会話が終わると、絹旗が屋上に来ると御坂と白井は、屋上を出ていく。

 

「超薫は屋上にいたんですね。探しましたよ…」

 

「絹旗さん、どうかしたの?」

 

「今さっきですが、超垣根から連絡で…黄金蝶を発見したそうなんですが…」

 

「なんだって!?」

 

薫は絹旗の肩を掴んでいるが、絹旗に一言言われたため、すぐに離れた。

 

「……垣根はその黄金蝶を発生させた人と戦闘して、負けたようです。」

 

「黄金蝶は僕の能力の一部…他に…まさか!?」

 

薫は急いで、上条に電話を入れた。何かの確認をするためだ。

 

「………わかったよ、お兄ちゃん………やっぱり。」

 

「超薫…何かわかったんですが?」

 

「天使君は他に、何か言ってなかった?」

 

「超薫と瓜二つの人間だと…」

 

絹旗の話を聞いて、確信に変わった薫は屋上を出ていくと、常盤台を出て何処かに向かったのだった。

 

 

 

とある高校の昼休み中に、上条は屋上で風斬氷華と突然の再会をしていた。

 

「久し振りだな…風斬。」

 

「インデックスちゃんは…いないの?」

 

「今はイギリスに帰ってるよ。来年の10月に、戻ってくるけどな。」

 

「……そうだ。
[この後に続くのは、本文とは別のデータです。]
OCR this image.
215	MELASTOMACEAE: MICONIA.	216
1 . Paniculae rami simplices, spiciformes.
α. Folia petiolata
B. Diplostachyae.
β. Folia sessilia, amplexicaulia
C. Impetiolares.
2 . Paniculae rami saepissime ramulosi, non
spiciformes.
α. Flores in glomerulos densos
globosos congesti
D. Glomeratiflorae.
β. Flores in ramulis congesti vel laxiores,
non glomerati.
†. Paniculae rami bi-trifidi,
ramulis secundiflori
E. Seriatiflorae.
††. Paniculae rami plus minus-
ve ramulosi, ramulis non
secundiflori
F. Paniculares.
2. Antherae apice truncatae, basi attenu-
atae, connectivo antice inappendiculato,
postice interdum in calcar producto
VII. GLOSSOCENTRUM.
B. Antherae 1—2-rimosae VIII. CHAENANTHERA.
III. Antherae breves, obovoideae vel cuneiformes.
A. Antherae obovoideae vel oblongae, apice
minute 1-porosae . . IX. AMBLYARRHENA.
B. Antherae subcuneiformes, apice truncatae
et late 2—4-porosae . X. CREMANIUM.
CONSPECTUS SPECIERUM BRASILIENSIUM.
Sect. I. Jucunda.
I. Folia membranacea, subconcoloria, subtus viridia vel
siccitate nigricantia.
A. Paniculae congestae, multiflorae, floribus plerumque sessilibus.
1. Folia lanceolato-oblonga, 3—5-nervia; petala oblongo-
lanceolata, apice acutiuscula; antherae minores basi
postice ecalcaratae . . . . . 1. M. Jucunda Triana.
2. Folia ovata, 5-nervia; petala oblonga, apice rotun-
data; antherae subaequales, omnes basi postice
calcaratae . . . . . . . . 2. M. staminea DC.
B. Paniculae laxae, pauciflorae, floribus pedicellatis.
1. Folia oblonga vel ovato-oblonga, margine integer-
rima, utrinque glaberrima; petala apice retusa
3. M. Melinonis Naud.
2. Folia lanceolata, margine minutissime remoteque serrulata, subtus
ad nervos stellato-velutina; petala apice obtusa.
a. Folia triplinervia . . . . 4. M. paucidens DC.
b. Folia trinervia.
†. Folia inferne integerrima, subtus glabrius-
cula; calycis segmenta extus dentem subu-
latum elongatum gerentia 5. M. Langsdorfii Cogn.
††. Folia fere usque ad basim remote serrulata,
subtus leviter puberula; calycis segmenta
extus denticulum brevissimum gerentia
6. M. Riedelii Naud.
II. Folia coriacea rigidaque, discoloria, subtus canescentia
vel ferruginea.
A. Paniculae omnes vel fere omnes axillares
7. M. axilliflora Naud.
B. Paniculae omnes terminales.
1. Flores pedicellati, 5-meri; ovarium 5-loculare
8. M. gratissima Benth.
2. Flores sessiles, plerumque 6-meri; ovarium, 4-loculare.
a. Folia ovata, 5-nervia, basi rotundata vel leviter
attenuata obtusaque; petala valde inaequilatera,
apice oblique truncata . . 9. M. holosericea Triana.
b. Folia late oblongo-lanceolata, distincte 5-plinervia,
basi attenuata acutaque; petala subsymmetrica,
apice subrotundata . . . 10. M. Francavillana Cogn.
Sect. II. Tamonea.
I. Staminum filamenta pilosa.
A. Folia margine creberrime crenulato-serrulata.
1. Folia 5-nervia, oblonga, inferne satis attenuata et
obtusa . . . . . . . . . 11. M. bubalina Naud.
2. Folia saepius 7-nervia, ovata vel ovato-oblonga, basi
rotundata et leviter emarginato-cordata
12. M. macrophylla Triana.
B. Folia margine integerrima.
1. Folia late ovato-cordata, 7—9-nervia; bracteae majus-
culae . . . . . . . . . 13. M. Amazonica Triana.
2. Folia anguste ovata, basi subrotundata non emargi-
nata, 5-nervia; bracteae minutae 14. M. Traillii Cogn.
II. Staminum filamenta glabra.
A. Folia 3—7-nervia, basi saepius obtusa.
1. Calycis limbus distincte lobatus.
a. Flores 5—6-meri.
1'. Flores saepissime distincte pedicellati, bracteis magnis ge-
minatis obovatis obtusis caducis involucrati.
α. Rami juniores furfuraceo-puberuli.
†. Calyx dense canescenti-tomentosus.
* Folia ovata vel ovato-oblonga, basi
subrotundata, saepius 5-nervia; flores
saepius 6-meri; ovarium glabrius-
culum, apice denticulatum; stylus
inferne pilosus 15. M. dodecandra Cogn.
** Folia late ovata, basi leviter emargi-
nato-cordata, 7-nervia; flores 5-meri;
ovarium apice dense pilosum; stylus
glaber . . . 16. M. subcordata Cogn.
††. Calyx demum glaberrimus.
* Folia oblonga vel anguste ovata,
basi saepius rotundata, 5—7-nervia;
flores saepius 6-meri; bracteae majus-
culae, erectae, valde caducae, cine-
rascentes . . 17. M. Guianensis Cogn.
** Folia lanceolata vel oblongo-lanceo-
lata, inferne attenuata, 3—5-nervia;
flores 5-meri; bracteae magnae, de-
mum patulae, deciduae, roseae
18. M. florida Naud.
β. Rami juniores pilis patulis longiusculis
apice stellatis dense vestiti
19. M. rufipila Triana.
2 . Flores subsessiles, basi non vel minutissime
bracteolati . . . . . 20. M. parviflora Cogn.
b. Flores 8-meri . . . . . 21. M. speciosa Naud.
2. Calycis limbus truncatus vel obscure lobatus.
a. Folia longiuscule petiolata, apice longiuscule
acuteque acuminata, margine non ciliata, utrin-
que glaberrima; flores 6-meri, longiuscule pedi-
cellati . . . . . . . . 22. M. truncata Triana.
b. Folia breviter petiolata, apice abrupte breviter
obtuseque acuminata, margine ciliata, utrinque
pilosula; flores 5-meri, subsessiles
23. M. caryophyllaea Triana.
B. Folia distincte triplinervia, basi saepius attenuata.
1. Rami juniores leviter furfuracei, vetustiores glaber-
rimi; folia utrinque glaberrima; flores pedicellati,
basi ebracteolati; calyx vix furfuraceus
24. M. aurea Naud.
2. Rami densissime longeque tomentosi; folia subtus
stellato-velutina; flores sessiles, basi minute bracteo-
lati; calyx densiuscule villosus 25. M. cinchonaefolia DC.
上条君に知らせたいことが……」

 

風斬の話を聞いて、上条を目を見開いた。

 

「……そうか。」

 

「でも、その子は悪くない。出来れば…」

 

「わかった。俺の右手で触れなければ良いんなら…そうするよ。情報ありがとな。」

 

「また、今度ね。」

 

風斬が上条の前から姿を消した。

 

 

 

 

 

窓の無いビルに薫がアレイスターに問い質していた。

 

「アレイスター!何を考えているんだ!?」

 

「プラン進行のためだが…それがどうかしたかな?」

 

「だが、何故…僕の能力とAIM拡散力場で、生命体が生まれていたのを教えなかった!?」

 

薫はアレイスターを睨み付けるが、アレイスターは笑みを浮かべながらいった。

 

「その能力生命体こそが、私の真の目的だからだよ。上条薫…」

 

「なんだって!?何を企んでいる…」

 

「能力生命体……リオと名付けられているが、幻想殺し…上条当麻に接触させ、リオの行動を観測するためだ。その過程を通して、幻想殺しを急成長させるのが、プラン進行の近道だからだ。」

 

アレイスターの説明に納得がいかないようで、薫はリオの存在を危険視している。

 

「でも、能力生命体なら…」

 

「幻想殺しがリオに触れた瞬間、AIM拡散力場の大爆発が発生し、学園都市は壊滅するだろう。」

 

「なんだって!?」

 

「何故…リオの存在を認めない。」

 

「能力が危…」

 

「上条当麻はリオの存在を認めるだろう。AIM拡散力場の集合体である風斬氷華、御坂美琴のクローン体の存在を人間だと、断言している上条当麻なら、能力生命体…リオも人間と同じだと断言するずだ。

 

そして、学園都市に来たときに、私に言った言葉を覚えているかね?『幻想殺しを強くするのに、協力してほしい。兄である上条当麻が学園都市内で、能力者に襲われた場合でも、安全に過ごせるように…』と言ったことを…」

 

薫は体を震わせながら、しゃがみこんでしまったのだった。